Niente più shopping natalizio compulsivo, né cenoni abbondanti. L’aveva annunciato il ministro Fornero quando fece riferimento ai sacrifici da compiere ma una retrocessione così drastica sta riducendo al lastrico molte famiglie. E’ alle porte il Natale più difficile – economicamente – degli ultimi  anni con budget sempre più limitati. Il motivo è deducibile: l’IMU che dovrà essere pagato entro la fine del mese, tassa doppia rispetto alla prima rata.

Un Natale con i fiocchi se si considera, secondo le stime, che la tredicesima degli italiani – che sta tornando ai livelli del 2000– è già impegnata in tal senso: finirà tra IMU, tasse sulle auto ed il canone Rai da pagare entro gennaio. E se gli italiani hanno queste spese da pagare, ridurranno gli acquisti natalizie almeno del 13 percento.

monti-babbo-nataleL’IMU sarà anche la causa di un rialzo della pressione fiscale che, con molta probabilità, raggiungerà livelli record del 45,8 percento, superando anche Belgio e Svezia. Per la Confederazione, con l’IMU le casse dello Stato incasseranno ben 28,21 miliardi di euro a fronte dei 21 miliardi previsti. Un Natale povero con una spesa procapite ridotta dai 250 euro del 2010, ai 164 euro del 2012: si regaleranno giocattoli ai bambini e al massimo ci si indirizza verso regali culinari; in netta diminuzione libri, cd, dvd ed abbigliamento. Unica nota positiva è l’inflazione, stabile da ben tre mesi.

Come affrontano le spese gli italiani? Per fronteggiare le spese di Natale e per l’IMU sempre più famiglie -2,5 milioni- vendono oro ed altri oggetti di valore come mobili e quadri. Vendere oro è una pratica in aumento da almeno due anni, un modo per cercare di superare la crisi.

Intanto ben l’85 percento degli italiani ha eliminato sprechi e consumi – ad esempio quasi il 63 percento non usa più scooter ed auto in città ma si muove con biciclette, una scelta economica ed ecologica; il 44 percento delle famiglie non richiede più mutui bancari e ben 2,7 milioni di persone adottano la ‘politica del risparmio’ coltivando ortaggi, facendo il pane e la pasta in casa.

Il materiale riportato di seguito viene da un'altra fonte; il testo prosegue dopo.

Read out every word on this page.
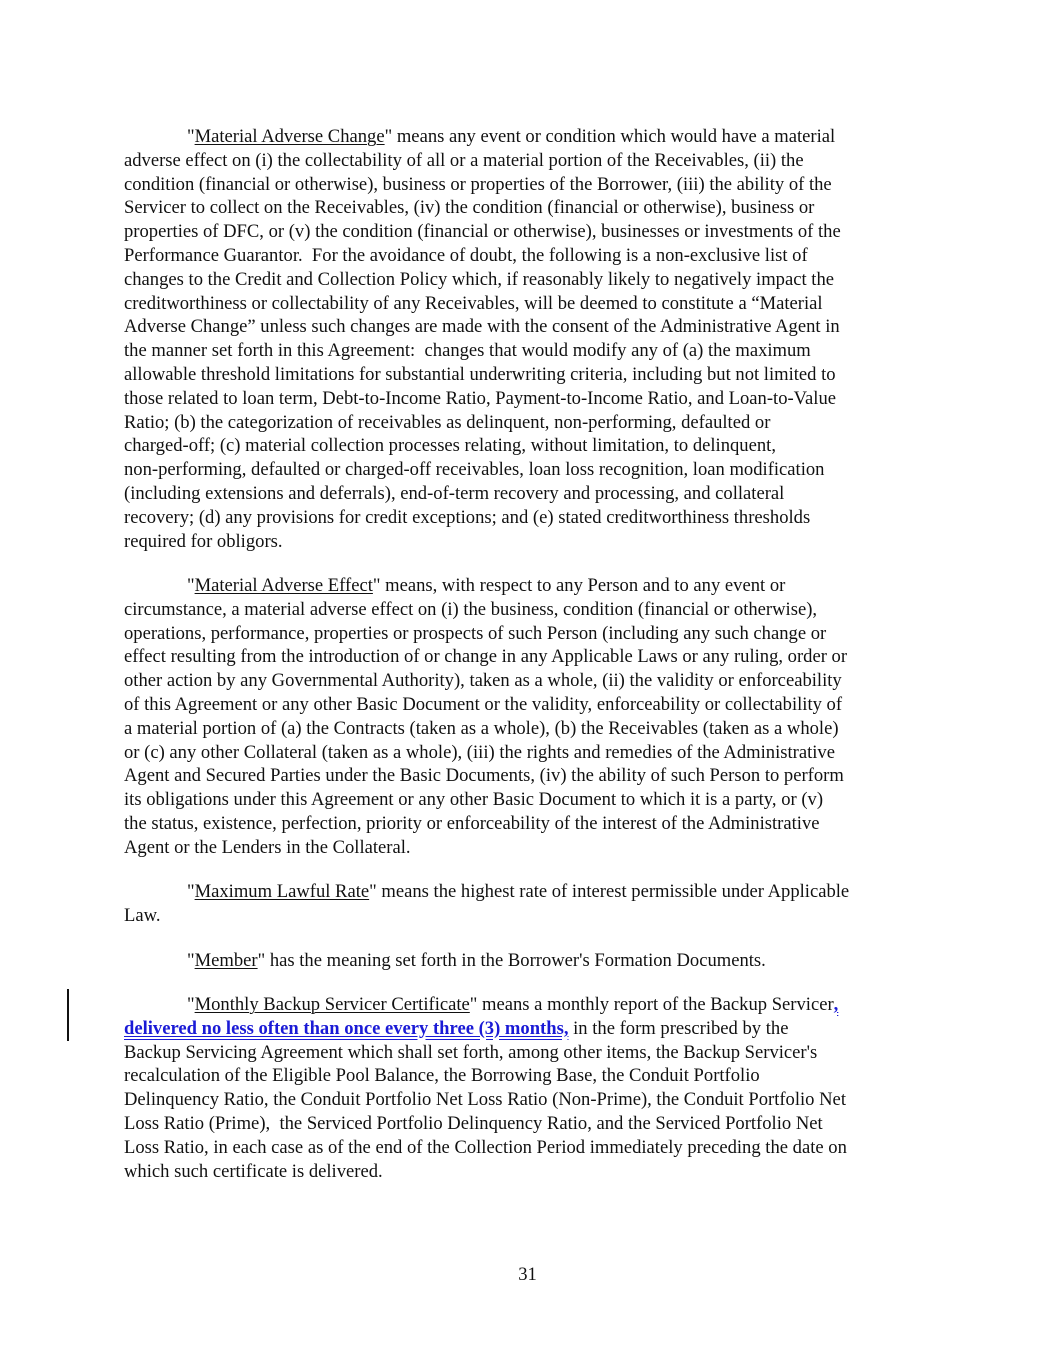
"Material Adverse Change" means any event or condition which would have a material
adverse effect on (i) the collectability of all or a material portion of the Receivables, (ii) the
condition (financial or otherwise), business or properties of the Borrower, (iii) the ability of the
Servicer to collect on the Receivables, (iv) the condition (financial or otherwise), business or
properties of DFC, or (v) the condition (financial or otherwise), businesses or investments of the
Performance Guarantor.  For the avoidance of doubt, the following is a non-exclusive list of
changes to the Credit and Collection Policy which, if reasonably likely to negatively impact the
creditworthiness or collectability of any Receivables, will be deemed to constitute a “Material
Adverse Change” unless such changes are made with the consent of the Administrative Agent in
the manner set forth in this Agreement:  changes that would modify any of (a) the maximum
allowable threshold limitations for substantial underwriting criteria, including but not limited to
those related to loan term, Debt-to-Income Ratio, Payment-to-Income Ratio, and Loan-to-Value
Ratio; (b) the categorization of receivables as delinquent, non-performing, defaulted or
charged-off; (c) material collection processes relating, without limitation, to delinquent,
non-performing, defaulted or charged-off receivables, loan loss recognition, loan modification
(including extensions and deferrals), end-of-term recovery and processing, and collateral
recovery; (d) any provisions for credit exceptions; and (e) stated creditworthiness thresholds
required for obligors.
"Material Adverse Effect" means, with respect to any Person and to any event or
circumstance, a material adverse effect on (i) the business, condition (financial or otherwise),
operations, performance, properties or prospects of such Person (including any such change or
effect resulting from the introduction of or change in any Applicable Laws or any ruling, order or
other action by any Governmental Authority), taken as a whole, (ii) the validity or enforceability
of this Agreement or any other Basic Document or the validity, enforceability or collectability of
a material portion of (a) the Contracts (taken as a whole), (b) the Receivables (taken as a whole)
or (c) any other Collateral (taken as a whole), (iii) the rights and remedies of the Administrative
Agent and Secured Parties under the Basic Documents, (iv) the ability of such Person to perform
its obligations under this Agreement or any other Basic Document to which it is a party, or (v)
the status, existence, perfection, priority or enforceability of the interest of the Administrative
Agent or the Lenders in the Collateral.
"Maximum Lawful Rate" means the highest rate of interest permissible under Applicable
Law.
"Member" has the meaning set forth in the Borrower's Formation Documents.
"Monthly Backup Servicer Certificate" means a monthly report of the Backup Servicer,
delivered no less often than once every three (3) months, in the form prescribed by the
Backup Servicing Agreement which shall set forth, among other items, the Backup Servicer's
recalculation of the Eligible Pool Balance, the Borrowing Base, the Conduit Portfolio
Delinquency Ratio, the Conduit Portfolio Net Loss Ratio (Non-Prime), the Conduit Portfolio Net
Loss Ratio (Prime),  the Serviced Portfolio Delinquency Ratio, and the Serviced Portfolio Net
Loss Ratio, in each case as of the end of the Collection Period immediately preceding the date on
which such certificate is delivered.
31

Il clima è di sfiducia generale, così come dichiara lo stesso Mariano Bella, direttore dell’Ufficio Studi Confcommercio, aggravante è anche il reddito pro capite che dal 2007 è sceso agli stessi livelli del 1993. Ma anche paura e rabbia per gli italiani, solo il 10 percento guarda al futuro con speranza. E sempre secondo il rapporto del Censis la colpa della crisi e della situazione precaria è da attribuire tanto al debito pubblico –26,6 percento, quanto dall’evasione fiscale –26,4 percento. C’è anche chi colpevolizza l’ingresso dell’Euro18 percento e chi le banche – circa il 14 percento.